Do you remember the time when you had to install Linux from ten 3.5 inch floppy disks and for some reason you were always missing a file? It took days to install a workstation properly. Not to mention all the bugs that were on networks and servers.
It was a hard job to maintain a network. You had people watching all the services that ran on the network, twenty-four seven. Any downtime called for action and if the controllers couldn’t fix it by restarting the process, those of us who had the so called ‘call duty’ would get a phone call at 3 o’clock in the morning, telling us to go and check things out. In good weeks, that happened two or three times – not to mention the bad weeks. I relied heavily on coffee to make it through the day back then.
It sounds like it was all in the dark ages, but mind you, it was only fifteen years ago. We have come a long way since then. If you want to install a new machine nowadays, all you do is fire it up, connect to the Internet, press Enter a few times and everything is done for you. And today you have to look really hard to find a system that has a floppy drive to start with, of course 😉
The same goes for networks, servers and maintenance. Systems check themselves and their running processes now and can fix or reset them themselves if necessary. The modern demands on the Internet of course meant that things had to get better and we have mostly software developers to thank that they actually became better. Does that result in fewer nightly calls? No – the Internet became bigger in the meantime, so there are many more things nowadays that can go wrong. And the Internet became “badder” as well: DoS attacks used to be a very curious event back then, but nowadays DDoS attacks are a daily occurrence.
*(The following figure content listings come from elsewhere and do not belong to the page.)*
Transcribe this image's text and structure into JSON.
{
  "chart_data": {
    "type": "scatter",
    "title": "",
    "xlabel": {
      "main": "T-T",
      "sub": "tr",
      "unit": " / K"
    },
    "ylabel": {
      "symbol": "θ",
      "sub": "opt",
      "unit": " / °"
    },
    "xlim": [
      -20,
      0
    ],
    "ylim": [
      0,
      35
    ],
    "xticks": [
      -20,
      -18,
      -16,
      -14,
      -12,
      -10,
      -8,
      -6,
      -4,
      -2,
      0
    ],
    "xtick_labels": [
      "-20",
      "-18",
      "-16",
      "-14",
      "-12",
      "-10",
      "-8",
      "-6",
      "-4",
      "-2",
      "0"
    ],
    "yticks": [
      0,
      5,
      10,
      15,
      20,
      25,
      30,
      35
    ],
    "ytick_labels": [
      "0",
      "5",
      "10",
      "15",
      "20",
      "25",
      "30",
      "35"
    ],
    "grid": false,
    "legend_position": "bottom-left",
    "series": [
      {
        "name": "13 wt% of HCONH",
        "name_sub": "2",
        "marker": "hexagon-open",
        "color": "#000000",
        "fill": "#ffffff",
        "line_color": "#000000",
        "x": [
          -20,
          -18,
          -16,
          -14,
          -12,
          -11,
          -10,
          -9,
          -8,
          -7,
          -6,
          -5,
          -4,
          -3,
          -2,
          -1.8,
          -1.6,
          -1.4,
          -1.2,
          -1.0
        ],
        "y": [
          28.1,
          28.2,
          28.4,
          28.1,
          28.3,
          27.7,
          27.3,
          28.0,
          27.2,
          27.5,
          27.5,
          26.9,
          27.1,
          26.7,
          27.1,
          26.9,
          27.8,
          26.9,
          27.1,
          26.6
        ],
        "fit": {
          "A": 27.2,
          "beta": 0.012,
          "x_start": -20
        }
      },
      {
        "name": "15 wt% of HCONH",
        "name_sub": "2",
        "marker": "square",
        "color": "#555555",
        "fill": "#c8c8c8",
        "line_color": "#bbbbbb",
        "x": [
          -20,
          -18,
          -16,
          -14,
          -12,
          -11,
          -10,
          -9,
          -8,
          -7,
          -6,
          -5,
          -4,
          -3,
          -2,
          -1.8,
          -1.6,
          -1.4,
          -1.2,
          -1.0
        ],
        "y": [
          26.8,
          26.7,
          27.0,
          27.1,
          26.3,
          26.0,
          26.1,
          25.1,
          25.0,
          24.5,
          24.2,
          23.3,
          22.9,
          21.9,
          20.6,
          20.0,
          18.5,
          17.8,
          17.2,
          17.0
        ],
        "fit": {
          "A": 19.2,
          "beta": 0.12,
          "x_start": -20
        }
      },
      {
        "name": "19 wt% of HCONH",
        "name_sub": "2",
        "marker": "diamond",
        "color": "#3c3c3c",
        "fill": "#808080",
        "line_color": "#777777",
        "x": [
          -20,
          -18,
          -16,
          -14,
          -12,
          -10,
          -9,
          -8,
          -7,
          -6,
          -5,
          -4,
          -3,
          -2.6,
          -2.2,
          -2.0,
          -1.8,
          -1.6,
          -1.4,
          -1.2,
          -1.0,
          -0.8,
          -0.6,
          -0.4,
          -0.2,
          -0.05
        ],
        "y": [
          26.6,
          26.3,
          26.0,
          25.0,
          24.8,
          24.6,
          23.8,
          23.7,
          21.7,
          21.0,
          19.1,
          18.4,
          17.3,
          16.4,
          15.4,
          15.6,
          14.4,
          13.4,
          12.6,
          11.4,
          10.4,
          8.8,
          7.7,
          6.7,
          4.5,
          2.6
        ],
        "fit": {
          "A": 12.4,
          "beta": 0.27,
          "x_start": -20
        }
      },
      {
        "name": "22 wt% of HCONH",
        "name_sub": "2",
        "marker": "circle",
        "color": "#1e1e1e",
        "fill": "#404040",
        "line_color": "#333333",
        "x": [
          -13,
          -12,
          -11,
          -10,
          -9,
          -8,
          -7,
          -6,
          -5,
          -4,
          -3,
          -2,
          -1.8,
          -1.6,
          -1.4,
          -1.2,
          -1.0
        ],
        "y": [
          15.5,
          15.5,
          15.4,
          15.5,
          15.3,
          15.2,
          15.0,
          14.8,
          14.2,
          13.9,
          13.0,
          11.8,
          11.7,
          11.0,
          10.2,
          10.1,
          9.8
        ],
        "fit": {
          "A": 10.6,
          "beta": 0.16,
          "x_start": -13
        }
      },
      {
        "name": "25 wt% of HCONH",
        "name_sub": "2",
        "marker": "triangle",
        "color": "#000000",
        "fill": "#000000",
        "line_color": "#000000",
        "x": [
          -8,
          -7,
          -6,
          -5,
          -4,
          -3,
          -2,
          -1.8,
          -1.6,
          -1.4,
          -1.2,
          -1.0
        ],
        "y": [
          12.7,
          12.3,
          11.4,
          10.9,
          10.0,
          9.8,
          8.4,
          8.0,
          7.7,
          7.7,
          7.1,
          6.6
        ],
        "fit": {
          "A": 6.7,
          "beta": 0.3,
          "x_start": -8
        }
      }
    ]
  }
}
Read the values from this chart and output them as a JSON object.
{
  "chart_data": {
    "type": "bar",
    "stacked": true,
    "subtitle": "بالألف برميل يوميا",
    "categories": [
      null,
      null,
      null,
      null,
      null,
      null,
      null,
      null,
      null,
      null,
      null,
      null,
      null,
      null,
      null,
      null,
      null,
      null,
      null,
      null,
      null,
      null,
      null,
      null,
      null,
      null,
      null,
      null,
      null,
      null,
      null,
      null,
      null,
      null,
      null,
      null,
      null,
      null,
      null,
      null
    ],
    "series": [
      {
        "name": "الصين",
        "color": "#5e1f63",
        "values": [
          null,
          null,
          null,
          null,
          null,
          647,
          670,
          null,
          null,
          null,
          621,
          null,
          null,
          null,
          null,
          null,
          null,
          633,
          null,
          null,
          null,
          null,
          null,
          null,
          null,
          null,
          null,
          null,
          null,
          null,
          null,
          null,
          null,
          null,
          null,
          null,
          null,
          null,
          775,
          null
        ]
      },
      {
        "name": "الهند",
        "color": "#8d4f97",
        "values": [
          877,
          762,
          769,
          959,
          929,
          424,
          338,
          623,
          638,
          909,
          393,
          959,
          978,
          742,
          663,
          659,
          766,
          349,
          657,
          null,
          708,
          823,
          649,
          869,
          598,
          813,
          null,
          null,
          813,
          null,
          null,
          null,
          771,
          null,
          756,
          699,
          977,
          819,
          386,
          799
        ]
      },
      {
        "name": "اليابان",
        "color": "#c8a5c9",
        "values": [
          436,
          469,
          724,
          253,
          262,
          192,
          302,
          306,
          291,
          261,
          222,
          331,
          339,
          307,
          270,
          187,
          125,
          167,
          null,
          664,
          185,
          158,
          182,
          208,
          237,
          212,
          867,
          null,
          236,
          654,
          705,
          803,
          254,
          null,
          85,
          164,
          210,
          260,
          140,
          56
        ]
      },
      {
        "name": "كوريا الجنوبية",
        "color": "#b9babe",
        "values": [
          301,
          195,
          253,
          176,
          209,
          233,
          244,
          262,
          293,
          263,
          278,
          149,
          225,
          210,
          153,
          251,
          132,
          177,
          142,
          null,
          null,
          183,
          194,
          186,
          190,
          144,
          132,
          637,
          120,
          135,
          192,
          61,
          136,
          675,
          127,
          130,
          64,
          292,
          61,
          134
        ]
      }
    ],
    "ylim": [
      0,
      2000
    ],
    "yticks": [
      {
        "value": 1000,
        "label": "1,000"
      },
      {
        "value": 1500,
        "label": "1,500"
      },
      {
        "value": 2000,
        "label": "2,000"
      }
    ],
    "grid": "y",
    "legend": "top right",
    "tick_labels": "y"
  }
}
Huge software improvements mean that the days of waking up in the middle of the night three times a week to go and fix something, are gone. Sure, sometimes a DDoS wakes you up, but normally we only work at night for scheduled maintenance, which we can plan in advance. It still makes for long days every now and then but it is way better than waking up for an unplanned event.
To a network engineer, coffee is therefore still vital to make it through the working day. When will new software developments free us from the need to drink coffee all day?